Also be aware that cold weather can hit ebike batteries hard. My own experience of the Subway E is a 20% or so drop in range for a drop in temperature from 12°C to 2°C.

Use your mobile phone and the Strava app to record your ride independently and get an authoritative average speed, then look again. However, your mileage is within the range that Subway E riders report, and that I experience myself, so I suspect there's little wrong with it - they're great bikes, but 317Wh is one of the smaller ebike batteries out there.


----------



## ebikeerwidnes (7 Apr 2021)

Agreed - but also pay attention to the speed that the motor ACTUALLY cuts out - and how accurate your mileage is - again Strava can help here - as can other apps
My ebike cuts out at 16.x MPH according to the display - but also logs more miles than strava and other GPS apps so I think is is over on mileage!

So when you are doing 16 mph you may actually be doing less - or more
see if you can hear the motor. Although if it is working properly it will help less and become quieter as you get closer to the cut off so the cut off may be slightly higher than it sounds like.

but if you are doing slightly over the cutoff you should be using NO battery!
I find that the tendency is to do a speed that is around the cut off speed - because you pedal up to the cutoff then go slightly over on the flat - then when it goes downhill you go faster - but when there is a slight hill you drop a little bit and the motor kicks in and help a bit but you hardly notice.

So it is complicated - but if your are pedally at around the cutoff you should do a reasonable mileage - if they say 40 - 28 would seem a minimum if you are on pretty flat land at around the cutoff speed


----------



## Drago (8 Apr 2021)

Indeed. Mine cuts out at an indicated 16/17 mph on the display, but GPS shows it really is down in the 15 mph range, exactly as it should be.


----------



## plumber (8 Apr 2021)

Thanks for all the advice , I think the average speed was high maybe but will give it more runs have run the battery flat a few times 28 was the most it did with warmer weather coming may get a better reading .


----------



## Legomutton (9 Apr 2021)

Have a look at the Bosch range calculator. It's designed for Bosch system bikes but it enables you to see the relative impact of speed, bike type, tyres, average speed (up to 16mph) riding position, season (temperature), terrain type, assistance mode, battery size, etc. Temperature seems quite important.
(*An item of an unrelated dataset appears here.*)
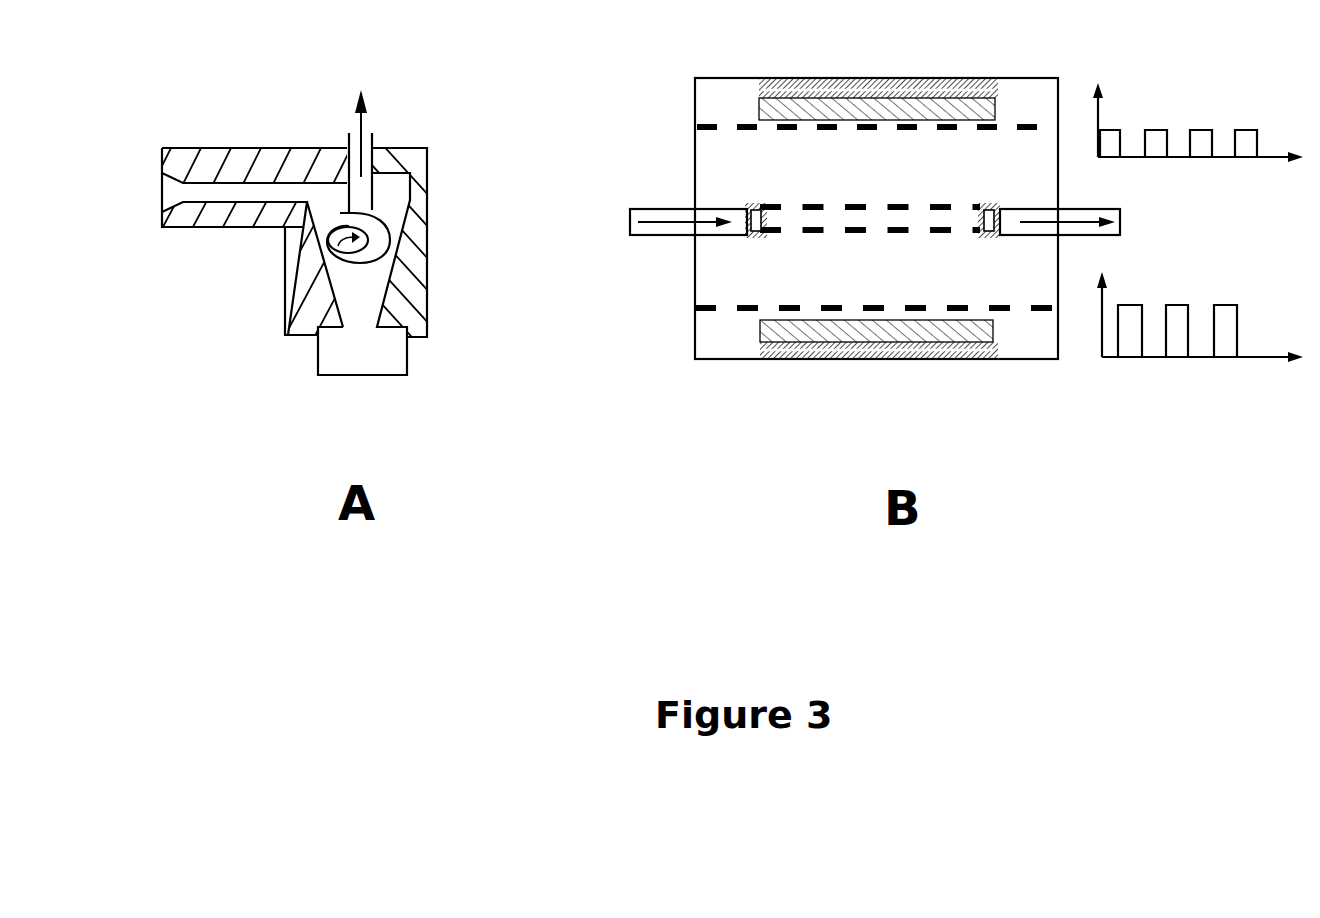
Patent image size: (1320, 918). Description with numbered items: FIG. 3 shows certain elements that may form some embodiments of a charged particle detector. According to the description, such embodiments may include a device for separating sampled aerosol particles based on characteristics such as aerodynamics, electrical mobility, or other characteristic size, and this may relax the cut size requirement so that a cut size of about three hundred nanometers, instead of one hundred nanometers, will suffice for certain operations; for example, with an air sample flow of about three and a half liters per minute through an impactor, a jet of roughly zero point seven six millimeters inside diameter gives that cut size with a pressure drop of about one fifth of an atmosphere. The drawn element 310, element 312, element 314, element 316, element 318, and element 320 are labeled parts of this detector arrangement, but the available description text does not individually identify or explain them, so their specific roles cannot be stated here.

I think the cut off of assistance above 15.5mph is probably a red herring. You can set up to 16mph average on the Bosch estimator which implies a substantial proportion of unassisted pedalling anyway.


----------



## Pale Rider (10 Apr 2021)

Legomutton said:


> I think the cut off of assistance above 15.5mph is probably a red herring. You can set up to 16mph average on the Bosch estimator which implies a substantial proportion of unassisted pedalling anyway.



The Bosch range estimator also caters for their Speed pedelec motors which assist up to 28mph/45kph.


----------



## fossyant (22 May 2021)

I think my dad is on the trigger for getting either the subway or the slightly more expensive carrera. Need to go with him and check sizes as he's not particularly tall. Need to take into account the weight too.


----------